Friday 6 June 2014

Paris, When It Sizzles

The way butter slithers down a hot butter-knife, and comes to rest on the fingers that hold the knife--becoming a golden puddle of melting translucency--her accent curved and bounced, and reached under my skin where it rested and resided for the rest of the night.
There was no meaning that I could attach to her words, and there was no sense that I could derive from them as I sat and heard her speak. Like smooth rivulets, her words cut corners and spilled around on the sides, with insidious gasps and unexpected meetings of her tongue and her ruby-red lips. The sounds that escaped that deep mouth seemed to me like something one would associate with rustling blades of yellow grass dancing on a hot summer afternoon in a virgin field, lazy waves kissing a rocky shore on evenings when the tide is high, the sharp seductive sound of heels clicking and slapping a wooden floor, a warm fire crackling on a stormy black night when you're curled up in bed with nothing to do.
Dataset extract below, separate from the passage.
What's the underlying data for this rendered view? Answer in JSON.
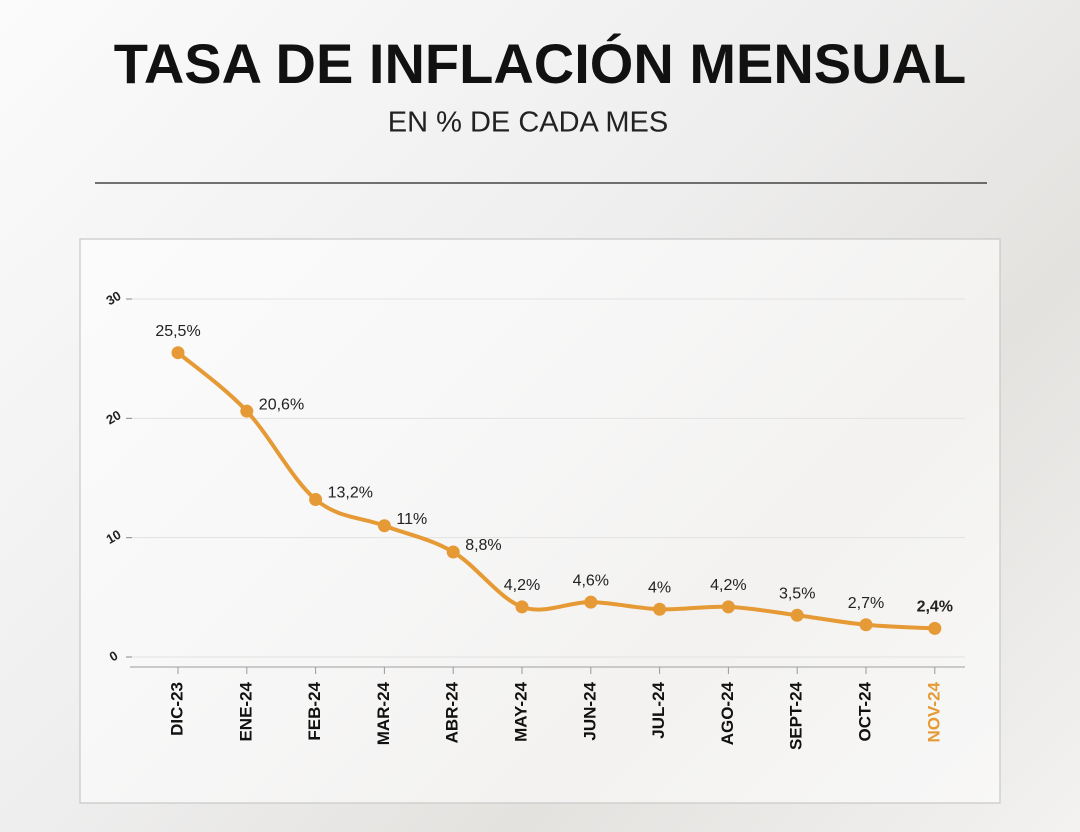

I sat and stared at her, wondering if it would be completely inappropriate if I made a recording of her speaking her lovely language. I could even imagine myself sitting in my living room, with a cup of coffee and the newspaper, with the recording playing in the background like it was the most normal thing to be listening to.
The wind shook me out of my reverie, and I realized that I could no longer hear her luscious accent.
I might have spooked her away with my dropped jaw and all that staring, for I realized that she was suddenly nowhere to be seen.
Dejected and disappointed to know that I would never again hear that lady with the voice that sounded like molten poetry, I lifted my overweight, drunken self off the chair and trudged along into the Parisian evening.
Up ahead, I could see the Eiffel Tower showing the world its evening shimmer, and enchanted tourists (seemingly high on their dose of Paris) going berserk with the umpteen photographic opportunities. It was my last night in France, and as I dragged my feet towards Trocadero, I thought I heard that familiar trill and flow that I had only ever heard in a single woman's voice. A brief rise and a briefer fall of hurried syllables that seemed to have joined into a cohesion of magical sounds reached my ears as they tried to trace the source.
I looked here and there, my neck working hard and my eyes hunting harder, but it was an attempt of futility.
She was gone, I was intuitively quite certain of it, but I would like to believe that she was calling out to me and asking me not to leave. I think Paris will miss me, but more than that, I am convinced, I will miss Paris.